Gordon W Fuller; Samuel Keating; Steve Goodacre; Esther Herbert; Gavin Perkins; Andy Rosser; Imogen Gunson; Matthew Ward; Josh Miller; Mike Bradburn; Praveen Thokala; Tim Harris; Maggie Marsh; Alex Scott; Cindy Cooper

doi:10.29045/14784726.2019.12.4.3.53

Pre-hospital CPAP for acute respiratory failure: the ACUTE feasibility and pilot randomised controlled trial

Br Paramed J. 2019 Dec 1;4(3):53-54. doi: 10.29045/14784726.2019.12.4.3.53.

Authors

Affiliations

¹ University of Sheffield.
² University of Warwick.
³ West Midlands Ambulance Service University NHS Foundation Trust.
⁴ Barts and the London School of Medicine and Dentistry.

Abstract

Introduction: Acute respiratory failure (ARF) is a common and life-threatening medical emergency. Continuous positive airway pressure (CPAP) is a potentially beneficial alternative treatment; however, it is uncertain whether this could improve important outcomes in NHS ambulance services. The ACUTE study aimed to assess the feasibility of a large-scale pragmatic trial of pre-hospital CPAP.
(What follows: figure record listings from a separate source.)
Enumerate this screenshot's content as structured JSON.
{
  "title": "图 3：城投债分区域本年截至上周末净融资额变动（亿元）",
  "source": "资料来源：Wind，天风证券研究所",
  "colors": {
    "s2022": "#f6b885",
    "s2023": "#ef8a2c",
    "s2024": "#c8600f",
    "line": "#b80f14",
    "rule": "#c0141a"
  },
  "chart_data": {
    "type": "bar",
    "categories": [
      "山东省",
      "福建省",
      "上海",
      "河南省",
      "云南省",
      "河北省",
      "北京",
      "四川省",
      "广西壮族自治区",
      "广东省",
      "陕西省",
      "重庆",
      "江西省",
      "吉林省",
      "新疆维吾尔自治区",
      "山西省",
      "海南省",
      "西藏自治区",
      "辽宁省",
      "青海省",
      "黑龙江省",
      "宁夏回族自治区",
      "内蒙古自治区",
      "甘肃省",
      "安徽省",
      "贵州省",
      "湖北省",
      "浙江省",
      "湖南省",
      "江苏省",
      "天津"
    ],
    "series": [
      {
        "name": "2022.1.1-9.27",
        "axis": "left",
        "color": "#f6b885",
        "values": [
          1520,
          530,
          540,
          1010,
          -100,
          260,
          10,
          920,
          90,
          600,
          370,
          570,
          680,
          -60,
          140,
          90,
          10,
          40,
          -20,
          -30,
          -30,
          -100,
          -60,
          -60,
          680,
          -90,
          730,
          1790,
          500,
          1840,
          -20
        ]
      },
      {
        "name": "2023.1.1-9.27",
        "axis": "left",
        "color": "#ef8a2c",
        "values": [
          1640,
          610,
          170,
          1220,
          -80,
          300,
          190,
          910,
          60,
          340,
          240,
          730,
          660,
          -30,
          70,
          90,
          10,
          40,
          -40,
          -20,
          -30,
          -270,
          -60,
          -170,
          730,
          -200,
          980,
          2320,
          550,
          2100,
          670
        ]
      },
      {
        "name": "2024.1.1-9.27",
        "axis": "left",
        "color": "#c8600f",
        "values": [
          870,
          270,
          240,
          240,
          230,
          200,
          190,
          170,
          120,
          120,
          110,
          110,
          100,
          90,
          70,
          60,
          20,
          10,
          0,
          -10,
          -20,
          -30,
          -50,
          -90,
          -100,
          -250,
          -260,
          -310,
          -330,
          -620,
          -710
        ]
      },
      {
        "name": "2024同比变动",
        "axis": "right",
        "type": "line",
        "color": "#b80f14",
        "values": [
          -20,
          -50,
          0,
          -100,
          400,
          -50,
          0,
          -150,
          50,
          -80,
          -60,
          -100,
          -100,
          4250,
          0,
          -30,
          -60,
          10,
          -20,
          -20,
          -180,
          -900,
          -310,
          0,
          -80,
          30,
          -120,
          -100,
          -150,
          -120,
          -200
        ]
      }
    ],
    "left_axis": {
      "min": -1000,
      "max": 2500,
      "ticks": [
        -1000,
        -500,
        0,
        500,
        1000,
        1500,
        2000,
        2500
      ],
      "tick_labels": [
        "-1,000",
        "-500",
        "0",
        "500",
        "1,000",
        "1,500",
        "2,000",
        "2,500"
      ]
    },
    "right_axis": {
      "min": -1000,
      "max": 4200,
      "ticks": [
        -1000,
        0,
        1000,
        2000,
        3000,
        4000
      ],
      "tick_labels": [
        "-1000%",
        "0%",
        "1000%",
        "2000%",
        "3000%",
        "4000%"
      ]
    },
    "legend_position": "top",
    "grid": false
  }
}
Methods: The study was a pilot randomised controlled trial of the O-Two system CPAP mask versus standard oxygen therapy, with concealed allocation in identical sealed boxes. Feasibility objectives estimated the incidence of eligible patients; the proportion recruited and allocated to treatment appropriately; adherence to allocated treatment; and retention and data completeness. The primary clinical endpoint was 30-day mortality. Ancillary studies included an ARF incidence study, ARF diagnostic agreement study, clinician perceptions of CPAP mixed methods study and investigation of allocation concealment.

Results: Over 12 months, 77 patients were enrolled (target 120). CPAP was fully delivered in 74% (target 75%). There were no major protocol violations/non-compliances. Full data were available for all key outcomes (targets ≥ 90%). Thirty-day mortality was 27.3%. Of deceased patients, 14/21 (68%) either did not have a respiratory condition or had ceiling of treatment decisions implemented excluding hospital NIV and critical care.

Conclusion: The ACUTE trial recruitment rate was below the target rate and feasibility was not demonstrated. Identification of patients who might benefit from pre-hospital CPAP was challenging. It appeared difficult to exclude conditions where CPAP would not work, or might be harmful, and to select appropriate patients where there was a meaningful chance of success, or where the potential advantages of pre-hospital CPAP would outweigh the burdens of more advanced and aggressive treatment. The limited compliance with CPAP, and the difficulty in identifying patients who could benefit from CPAP, indicate that pre-hospital CPAP is unlikely to materially reduce mortality. A definitive effectiveness trial of CPAP in the NHS is therefore not recommended.